April 13, 2021 Off By Naveen Victor

NVIDIA has announced a range of eight new Ampere architecture GPUs for the latest generation of servers, desktops and laptops. Utilizing the latest RTX technology, these new cards are supposed to offer superior graphical computing power aimed at helping professionals such as designers and engineers at their trade.

The desktop-grade card are the new RTX A5000 and RTX A4000. For laptops, there are the RTX A2000, A3000, A4000 and A5000, which are able to ulitize the latest generation of Max-Q and RTX technologies.

NIVIDIA has two Ampere cards dedicated to server based computing, they are the A10 and A16. The company says that the former can deliver up to 2.5x the virual workstation epformacne compared to previous generations while latter offers 2x user density with lower total cost of ownership.

Thorugh the use of NIVIDIA’s Virtual Workstation (vWS) and Virtual C (vPC) software, the cars are able to deliver more power, memory and speed to any workflow

This is what to expect of the NVIDIA Ampere architecture:

  • Second-Generation RT Cores: Up to 2x the throughput of the previous generation, with the ability to run concurrent ray tracing, shading and denoising tasks.
  • Third-generation Tensor Cores: Up to 2x the throughput of the previous generation, up to 10x with sparsity, with support for new TF32 and BFloat16 data formats.
  • CUDA Cores: Up to 2.5x the FP32 throughput of the previous generation for significant increases in graphics and compute workloads.

Desktop GPU features include:

  • Up to 24GB of GPU memory: Double the memory of the previous generation, the RTX A4000 with 16GB GDDR6 memory and the RTX A5000 with 24GB of GDDR6 memory both support ECC memory for error-free computing.
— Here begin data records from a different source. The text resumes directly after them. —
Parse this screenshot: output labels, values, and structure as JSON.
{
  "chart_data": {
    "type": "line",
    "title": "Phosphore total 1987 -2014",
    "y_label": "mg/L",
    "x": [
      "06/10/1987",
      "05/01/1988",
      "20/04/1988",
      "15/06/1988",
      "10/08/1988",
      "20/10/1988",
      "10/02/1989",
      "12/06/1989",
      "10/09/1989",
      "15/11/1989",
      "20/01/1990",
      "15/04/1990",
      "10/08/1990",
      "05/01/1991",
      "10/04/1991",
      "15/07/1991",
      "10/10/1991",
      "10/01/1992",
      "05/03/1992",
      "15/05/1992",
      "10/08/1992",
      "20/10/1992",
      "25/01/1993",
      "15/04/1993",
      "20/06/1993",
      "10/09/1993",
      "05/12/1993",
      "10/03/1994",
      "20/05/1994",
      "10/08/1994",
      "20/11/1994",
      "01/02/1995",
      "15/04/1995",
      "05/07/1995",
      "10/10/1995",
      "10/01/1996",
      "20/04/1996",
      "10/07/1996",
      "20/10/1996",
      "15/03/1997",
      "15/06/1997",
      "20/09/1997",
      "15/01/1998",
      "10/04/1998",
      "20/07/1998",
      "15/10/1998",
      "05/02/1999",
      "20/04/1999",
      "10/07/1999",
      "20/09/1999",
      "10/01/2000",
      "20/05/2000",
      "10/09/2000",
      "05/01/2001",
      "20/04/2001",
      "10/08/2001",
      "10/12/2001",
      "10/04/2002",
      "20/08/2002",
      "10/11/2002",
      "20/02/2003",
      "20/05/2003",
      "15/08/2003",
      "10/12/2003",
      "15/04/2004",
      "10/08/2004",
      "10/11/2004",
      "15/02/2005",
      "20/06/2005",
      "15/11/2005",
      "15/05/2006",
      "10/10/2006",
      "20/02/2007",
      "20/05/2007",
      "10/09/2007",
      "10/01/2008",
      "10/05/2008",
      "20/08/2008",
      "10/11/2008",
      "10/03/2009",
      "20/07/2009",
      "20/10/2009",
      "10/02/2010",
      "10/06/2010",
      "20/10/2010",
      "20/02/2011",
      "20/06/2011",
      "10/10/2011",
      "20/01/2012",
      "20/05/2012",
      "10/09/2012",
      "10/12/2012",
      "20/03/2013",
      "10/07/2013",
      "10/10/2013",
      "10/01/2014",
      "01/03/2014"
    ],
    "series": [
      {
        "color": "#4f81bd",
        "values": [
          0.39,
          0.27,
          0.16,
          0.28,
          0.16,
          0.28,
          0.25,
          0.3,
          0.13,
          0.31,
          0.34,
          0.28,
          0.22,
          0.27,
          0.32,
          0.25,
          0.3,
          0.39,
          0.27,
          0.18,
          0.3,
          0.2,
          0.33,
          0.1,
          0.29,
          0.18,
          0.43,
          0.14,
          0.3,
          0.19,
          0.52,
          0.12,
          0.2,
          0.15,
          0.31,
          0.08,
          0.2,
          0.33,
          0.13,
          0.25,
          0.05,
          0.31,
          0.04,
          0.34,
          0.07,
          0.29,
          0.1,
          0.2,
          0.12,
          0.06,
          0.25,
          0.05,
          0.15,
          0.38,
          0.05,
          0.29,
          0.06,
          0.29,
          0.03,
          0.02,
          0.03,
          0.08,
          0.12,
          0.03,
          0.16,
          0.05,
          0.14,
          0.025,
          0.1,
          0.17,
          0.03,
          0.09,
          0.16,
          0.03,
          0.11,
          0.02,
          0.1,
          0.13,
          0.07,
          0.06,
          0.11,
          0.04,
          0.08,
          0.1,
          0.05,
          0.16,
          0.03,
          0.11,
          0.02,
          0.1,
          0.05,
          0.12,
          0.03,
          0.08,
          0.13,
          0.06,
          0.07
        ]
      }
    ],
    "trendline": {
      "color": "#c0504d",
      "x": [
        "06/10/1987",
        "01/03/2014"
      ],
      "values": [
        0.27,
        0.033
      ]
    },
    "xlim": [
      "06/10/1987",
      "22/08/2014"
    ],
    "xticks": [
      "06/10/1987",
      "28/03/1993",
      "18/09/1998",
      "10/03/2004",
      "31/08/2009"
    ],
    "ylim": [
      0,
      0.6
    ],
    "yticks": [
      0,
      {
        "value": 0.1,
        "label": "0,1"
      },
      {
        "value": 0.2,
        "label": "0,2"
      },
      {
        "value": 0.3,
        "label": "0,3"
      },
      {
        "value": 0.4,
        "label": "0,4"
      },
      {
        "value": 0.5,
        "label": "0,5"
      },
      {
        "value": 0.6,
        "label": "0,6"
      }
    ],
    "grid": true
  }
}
The RTX A5000 is expandable up to 48GB of memory using NVIDIA NVLink® to connect two GPUs.
  • Virtualization: The RTX A5000 supports NVIDIA RTX vWS software for multiple high-performance virtual workstation instances that enable remote users to share resources to drive high-end design, AI and compute workloads.
  • PCIe Gen 4: Doubles the bandwidth of the previous generation and speeds up data transfers for data-intensive tasks such as AI, data science and creating 3D models.

Laptop GPU features include:

  • Third-Gen Max-Q technology: Perform quieter and more efficiently with Dynamic Boost 2.0, WhisperMode 2.0, Resizable BAR and NVIDIA DLSS technology.
  • Up to 16GB of GPU memory: For the largest models, scenes, assemblies and advanced multi-application workflows

Besides this, the company also introduced T1200 and T600 laptop GPUs, based on its previous-generation Turing architecture. Though lower in performance, they are considered to be the next step up from integrated graphics.

The new NVIDIA RTX desktop GPUs and NVIDIA data center GPUs will be available starting later this month. However Tthe new NVIDIA RTX laptop GPUs will be available in mobile workstations sometime in Q2.